They say the first real relationship you ever have is with you Dad. That’s certainly true for me. As the youngest of four siblings, I seem to have had the closest relationship with our father. Perhaps it’s because I’m the only one he named (he wanted a little girl he could call Andy). Perhaps it’s because I most resemble him and his mother. Perhaps because he saw the fighter in me. Or perhaps, my elder siblings wore him down, leaving a gentler kind of Dad. Whatever the case, I’m happy for it all.

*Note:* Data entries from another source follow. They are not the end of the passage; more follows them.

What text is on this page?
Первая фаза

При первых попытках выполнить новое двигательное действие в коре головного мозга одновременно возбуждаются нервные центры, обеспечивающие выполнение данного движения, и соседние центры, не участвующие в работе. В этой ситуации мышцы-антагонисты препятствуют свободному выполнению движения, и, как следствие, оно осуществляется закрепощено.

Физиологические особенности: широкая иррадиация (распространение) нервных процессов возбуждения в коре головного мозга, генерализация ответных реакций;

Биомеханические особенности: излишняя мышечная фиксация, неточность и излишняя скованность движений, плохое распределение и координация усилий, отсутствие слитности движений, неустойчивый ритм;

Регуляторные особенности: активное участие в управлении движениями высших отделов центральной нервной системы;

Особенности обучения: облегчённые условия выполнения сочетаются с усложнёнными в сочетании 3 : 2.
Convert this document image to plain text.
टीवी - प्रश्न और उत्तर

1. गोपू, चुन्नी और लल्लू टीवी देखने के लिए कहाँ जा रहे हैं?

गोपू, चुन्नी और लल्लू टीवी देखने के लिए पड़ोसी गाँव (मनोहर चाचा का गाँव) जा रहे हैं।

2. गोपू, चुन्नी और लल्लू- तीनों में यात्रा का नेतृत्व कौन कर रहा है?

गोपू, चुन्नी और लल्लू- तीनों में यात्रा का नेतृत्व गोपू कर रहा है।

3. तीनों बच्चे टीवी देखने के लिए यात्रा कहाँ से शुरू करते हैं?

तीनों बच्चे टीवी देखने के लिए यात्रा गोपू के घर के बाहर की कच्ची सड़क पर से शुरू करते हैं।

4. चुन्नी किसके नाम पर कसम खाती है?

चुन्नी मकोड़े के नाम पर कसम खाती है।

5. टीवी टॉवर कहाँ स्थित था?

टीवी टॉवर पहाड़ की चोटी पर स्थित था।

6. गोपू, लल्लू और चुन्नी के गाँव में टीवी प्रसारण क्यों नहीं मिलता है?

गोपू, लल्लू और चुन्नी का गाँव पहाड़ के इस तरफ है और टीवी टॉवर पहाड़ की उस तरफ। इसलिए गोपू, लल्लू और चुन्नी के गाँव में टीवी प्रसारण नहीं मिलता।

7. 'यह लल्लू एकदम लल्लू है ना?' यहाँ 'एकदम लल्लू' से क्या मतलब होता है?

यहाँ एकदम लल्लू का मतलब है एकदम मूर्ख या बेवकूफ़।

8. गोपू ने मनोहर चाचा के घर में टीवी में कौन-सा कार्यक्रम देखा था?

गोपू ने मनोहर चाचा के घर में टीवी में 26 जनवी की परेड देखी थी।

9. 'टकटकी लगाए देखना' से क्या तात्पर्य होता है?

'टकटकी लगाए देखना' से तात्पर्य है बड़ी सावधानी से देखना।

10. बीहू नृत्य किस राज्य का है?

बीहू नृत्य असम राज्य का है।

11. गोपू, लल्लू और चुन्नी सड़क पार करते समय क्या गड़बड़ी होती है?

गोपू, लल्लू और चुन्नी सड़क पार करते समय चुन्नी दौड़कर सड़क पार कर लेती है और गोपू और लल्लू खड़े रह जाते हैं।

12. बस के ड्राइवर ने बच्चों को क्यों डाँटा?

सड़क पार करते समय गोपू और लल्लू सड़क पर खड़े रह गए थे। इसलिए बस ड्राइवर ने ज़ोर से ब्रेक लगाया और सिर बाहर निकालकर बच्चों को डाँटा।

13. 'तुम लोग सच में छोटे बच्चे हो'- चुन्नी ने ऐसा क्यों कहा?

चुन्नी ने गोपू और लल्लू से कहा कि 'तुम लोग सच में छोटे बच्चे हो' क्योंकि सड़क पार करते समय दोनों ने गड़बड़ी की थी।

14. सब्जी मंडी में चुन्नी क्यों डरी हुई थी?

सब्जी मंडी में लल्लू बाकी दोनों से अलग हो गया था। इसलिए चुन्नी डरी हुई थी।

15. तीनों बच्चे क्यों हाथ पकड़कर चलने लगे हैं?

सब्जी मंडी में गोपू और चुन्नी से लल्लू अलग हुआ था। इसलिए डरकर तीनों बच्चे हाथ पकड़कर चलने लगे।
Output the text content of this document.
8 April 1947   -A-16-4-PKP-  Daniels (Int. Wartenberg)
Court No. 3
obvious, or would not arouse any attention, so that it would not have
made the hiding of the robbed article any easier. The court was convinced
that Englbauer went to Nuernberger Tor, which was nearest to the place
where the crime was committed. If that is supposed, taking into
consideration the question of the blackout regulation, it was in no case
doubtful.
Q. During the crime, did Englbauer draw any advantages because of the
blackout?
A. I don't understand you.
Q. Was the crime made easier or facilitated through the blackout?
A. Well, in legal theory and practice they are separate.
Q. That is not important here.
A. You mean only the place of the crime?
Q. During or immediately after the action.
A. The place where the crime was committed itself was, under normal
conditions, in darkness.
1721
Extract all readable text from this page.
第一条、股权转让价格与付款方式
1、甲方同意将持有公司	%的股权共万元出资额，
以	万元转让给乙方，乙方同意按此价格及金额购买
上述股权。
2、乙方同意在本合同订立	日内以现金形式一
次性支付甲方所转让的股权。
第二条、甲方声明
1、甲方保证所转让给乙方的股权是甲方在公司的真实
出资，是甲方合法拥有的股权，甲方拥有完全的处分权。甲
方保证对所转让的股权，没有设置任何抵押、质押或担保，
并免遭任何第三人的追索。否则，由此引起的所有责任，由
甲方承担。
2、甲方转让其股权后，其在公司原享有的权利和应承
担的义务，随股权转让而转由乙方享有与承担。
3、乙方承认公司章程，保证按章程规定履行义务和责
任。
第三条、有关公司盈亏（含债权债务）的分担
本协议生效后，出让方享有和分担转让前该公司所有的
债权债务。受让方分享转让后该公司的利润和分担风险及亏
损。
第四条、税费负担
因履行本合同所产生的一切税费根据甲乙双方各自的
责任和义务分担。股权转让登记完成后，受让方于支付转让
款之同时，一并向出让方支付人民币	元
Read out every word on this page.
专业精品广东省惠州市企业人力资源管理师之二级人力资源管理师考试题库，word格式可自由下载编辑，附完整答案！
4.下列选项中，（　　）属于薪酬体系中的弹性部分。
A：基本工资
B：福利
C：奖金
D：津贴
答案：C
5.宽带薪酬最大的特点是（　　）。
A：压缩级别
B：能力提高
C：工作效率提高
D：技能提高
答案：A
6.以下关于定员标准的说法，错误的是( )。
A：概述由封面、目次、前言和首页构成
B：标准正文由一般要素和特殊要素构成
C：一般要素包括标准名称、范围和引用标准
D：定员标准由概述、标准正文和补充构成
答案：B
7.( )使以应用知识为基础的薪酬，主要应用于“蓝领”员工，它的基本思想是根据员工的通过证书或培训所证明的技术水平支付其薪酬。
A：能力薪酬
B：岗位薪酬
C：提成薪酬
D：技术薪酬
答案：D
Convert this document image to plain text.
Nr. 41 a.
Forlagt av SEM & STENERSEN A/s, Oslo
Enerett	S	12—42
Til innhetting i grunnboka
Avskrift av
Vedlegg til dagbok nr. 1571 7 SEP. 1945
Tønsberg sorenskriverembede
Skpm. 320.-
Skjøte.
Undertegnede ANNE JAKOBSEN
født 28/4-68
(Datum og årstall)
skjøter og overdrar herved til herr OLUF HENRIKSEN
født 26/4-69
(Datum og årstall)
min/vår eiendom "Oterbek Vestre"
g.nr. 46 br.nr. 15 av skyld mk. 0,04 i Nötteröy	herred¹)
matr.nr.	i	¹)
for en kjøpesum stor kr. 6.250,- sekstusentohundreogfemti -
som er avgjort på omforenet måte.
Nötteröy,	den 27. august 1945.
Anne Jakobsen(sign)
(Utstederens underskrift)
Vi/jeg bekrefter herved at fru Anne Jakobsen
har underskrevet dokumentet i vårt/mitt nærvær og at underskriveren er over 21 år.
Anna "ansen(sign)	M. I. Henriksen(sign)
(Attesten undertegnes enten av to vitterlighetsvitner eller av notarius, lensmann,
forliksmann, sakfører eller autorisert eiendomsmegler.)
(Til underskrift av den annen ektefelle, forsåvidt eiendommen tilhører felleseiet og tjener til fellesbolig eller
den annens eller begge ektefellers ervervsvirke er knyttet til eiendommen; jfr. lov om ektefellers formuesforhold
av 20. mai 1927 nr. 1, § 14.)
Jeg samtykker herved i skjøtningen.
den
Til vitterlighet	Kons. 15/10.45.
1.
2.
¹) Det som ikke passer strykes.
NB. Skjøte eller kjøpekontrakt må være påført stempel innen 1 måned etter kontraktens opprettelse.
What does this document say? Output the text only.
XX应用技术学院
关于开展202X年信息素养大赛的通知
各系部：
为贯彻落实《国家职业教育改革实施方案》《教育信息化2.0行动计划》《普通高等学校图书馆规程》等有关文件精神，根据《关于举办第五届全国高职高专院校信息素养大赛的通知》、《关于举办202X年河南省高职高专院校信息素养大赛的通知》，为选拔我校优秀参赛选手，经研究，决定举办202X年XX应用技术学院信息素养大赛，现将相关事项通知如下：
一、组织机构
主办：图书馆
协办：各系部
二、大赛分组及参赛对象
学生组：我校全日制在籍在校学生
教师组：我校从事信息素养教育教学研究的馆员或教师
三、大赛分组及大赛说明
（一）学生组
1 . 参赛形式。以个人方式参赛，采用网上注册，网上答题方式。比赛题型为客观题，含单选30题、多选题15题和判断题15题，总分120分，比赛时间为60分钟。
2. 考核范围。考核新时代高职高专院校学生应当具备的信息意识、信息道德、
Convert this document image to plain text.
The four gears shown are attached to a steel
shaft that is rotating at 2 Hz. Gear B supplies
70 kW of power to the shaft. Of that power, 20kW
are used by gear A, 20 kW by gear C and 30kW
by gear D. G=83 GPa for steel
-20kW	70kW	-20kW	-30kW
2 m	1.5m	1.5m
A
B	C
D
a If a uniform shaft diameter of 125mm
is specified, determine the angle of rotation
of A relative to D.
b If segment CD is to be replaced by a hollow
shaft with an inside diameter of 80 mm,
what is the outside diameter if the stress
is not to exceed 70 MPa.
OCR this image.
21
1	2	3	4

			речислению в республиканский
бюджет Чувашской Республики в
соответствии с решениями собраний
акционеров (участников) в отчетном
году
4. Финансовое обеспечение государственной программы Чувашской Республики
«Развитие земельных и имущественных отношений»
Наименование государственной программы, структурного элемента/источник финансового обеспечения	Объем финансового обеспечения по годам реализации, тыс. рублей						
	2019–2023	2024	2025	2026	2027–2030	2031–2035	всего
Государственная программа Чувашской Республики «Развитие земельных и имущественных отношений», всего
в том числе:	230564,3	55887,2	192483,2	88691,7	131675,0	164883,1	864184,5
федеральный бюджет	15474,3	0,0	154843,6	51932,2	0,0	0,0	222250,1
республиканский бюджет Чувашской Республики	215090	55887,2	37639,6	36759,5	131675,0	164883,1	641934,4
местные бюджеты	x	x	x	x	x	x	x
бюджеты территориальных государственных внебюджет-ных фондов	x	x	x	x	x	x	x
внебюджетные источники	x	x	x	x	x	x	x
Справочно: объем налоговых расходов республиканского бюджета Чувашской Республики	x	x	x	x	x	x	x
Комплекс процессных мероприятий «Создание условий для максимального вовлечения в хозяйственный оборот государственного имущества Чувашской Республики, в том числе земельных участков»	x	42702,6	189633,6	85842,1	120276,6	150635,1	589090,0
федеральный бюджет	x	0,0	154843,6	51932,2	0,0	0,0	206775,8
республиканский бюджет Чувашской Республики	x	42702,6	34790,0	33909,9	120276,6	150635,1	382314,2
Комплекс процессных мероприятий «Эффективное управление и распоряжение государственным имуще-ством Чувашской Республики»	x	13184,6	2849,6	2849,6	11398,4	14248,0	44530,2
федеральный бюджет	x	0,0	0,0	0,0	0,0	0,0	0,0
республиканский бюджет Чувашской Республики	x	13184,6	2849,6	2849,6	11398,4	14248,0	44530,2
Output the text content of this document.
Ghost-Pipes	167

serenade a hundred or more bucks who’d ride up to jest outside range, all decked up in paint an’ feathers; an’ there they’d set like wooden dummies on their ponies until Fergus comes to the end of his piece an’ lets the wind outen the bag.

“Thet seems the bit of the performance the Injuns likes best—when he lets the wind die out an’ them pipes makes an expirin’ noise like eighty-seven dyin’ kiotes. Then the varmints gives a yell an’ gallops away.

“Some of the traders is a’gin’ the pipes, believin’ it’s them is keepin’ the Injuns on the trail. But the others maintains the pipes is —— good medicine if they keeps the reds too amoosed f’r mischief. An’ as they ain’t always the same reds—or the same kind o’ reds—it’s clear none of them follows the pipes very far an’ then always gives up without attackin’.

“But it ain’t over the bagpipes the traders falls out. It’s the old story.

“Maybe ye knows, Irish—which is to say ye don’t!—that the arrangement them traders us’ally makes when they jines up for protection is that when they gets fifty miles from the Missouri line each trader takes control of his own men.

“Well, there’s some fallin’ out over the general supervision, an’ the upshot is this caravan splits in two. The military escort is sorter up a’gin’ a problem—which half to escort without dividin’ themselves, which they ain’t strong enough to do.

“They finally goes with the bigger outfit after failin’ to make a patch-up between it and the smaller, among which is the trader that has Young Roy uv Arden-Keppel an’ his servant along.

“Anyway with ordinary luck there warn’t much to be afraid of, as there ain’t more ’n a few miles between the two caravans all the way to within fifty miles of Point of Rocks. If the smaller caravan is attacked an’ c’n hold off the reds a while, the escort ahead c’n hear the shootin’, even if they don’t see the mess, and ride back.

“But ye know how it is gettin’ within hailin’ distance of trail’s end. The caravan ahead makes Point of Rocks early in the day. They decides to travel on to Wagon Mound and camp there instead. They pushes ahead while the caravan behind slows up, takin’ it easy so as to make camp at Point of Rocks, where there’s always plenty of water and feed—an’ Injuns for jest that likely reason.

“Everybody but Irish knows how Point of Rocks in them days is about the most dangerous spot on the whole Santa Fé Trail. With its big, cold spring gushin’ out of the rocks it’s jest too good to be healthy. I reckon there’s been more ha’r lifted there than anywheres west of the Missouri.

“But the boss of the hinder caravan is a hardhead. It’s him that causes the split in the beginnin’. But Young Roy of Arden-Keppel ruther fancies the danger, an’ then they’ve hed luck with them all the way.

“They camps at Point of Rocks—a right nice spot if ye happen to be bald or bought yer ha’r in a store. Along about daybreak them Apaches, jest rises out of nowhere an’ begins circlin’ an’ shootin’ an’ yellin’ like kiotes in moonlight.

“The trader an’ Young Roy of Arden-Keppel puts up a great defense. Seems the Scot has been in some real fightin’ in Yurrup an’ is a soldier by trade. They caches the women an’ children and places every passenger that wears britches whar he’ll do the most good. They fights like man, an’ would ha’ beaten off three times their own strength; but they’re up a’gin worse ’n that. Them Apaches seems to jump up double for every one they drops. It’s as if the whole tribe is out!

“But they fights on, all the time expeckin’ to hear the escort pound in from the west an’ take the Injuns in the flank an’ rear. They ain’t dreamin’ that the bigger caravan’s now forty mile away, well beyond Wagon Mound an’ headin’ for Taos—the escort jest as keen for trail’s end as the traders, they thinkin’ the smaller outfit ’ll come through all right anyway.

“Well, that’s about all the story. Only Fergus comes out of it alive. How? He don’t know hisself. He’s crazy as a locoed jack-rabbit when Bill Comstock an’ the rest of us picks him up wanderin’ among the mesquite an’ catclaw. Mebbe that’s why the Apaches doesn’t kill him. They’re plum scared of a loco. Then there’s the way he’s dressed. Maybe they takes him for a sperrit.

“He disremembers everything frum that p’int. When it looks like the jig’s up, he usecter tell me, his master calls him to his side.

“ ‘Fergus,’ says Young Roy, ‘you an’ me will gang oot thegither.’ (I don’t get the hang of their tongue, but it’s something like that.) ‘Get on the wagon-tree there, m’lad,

Most of my earliest memories involve my Dad. My first time riding my bicycle without training wheels, sitting in his lap, standing on his feet so he could teach me to dance (I always loved dancing with him), even lecturing me when I’d done something stupid. They are vivid memories; all of them.
Dad was not the super-involved kind of father we see today. He was a father of the 50s and 60s. Patriarchal, the provider, the disciplinarian, but there was always love behind everything he did. He wanted the best for us and did the best he knew how.
He instilled a love of learning that remains with me today. College was not an option in our family. It was a requirement. Education was the route to a good future. Another vivid memory is sitting down to dinner as a family – something we were expected to do daily – and Dad correcting our grammar – constantly. We hated it at the time, but as an adult, I’m ever so grateful for the love of, and gift for, our language. It’s been a blessing.
I’m a fighter, have been all my life. I was born blind in one eye, but was 7 years old before anyone knew. However, it didn’t stop me from taking ballet or tennis lessons – neither of which I was any good at, but I tried. At 14, I was required to have a spinal fusion that required me to be in a body cast for 6 months in a hospital, followed by a body brace for a year in school. Again, it was simply what happened, and I soldiered on. There were many such setbacks in my life, but I never asked “Why me?” or felt sorry for myself. It was just what was. I don’t know if this is a gift from my Dad or not. It’s more likely a trait from my mother, but it’s what has allowed me to persevere, to grow, to succeed. And that, my Dad would take delight in! He was so proud of the business acumen I showed, even early in my career.
Dad passed away nearly 6 years ago, before my journey back to Seattle and entrepreneurship even entered my mind. My Mom said today how sorry she is that he’s not around to see my success. He would be brimming over with pride and joy. We share the same smile, the “Charlie Cole smile” as we call it in the family. And I can just see him now, beaming at me. While I might owe my fight to my mother, I know I owe my intellect, my love of language (English and French), my business sense, and my looks to a man who was always an example of how to be a gentleman, to provide for your family, and to be a rock.
On this Father’s Day weekend, I pay homage to my Dad, and all the Dads out there, doing the best they can with what they have. And from this Daddy’s little girl, thank you.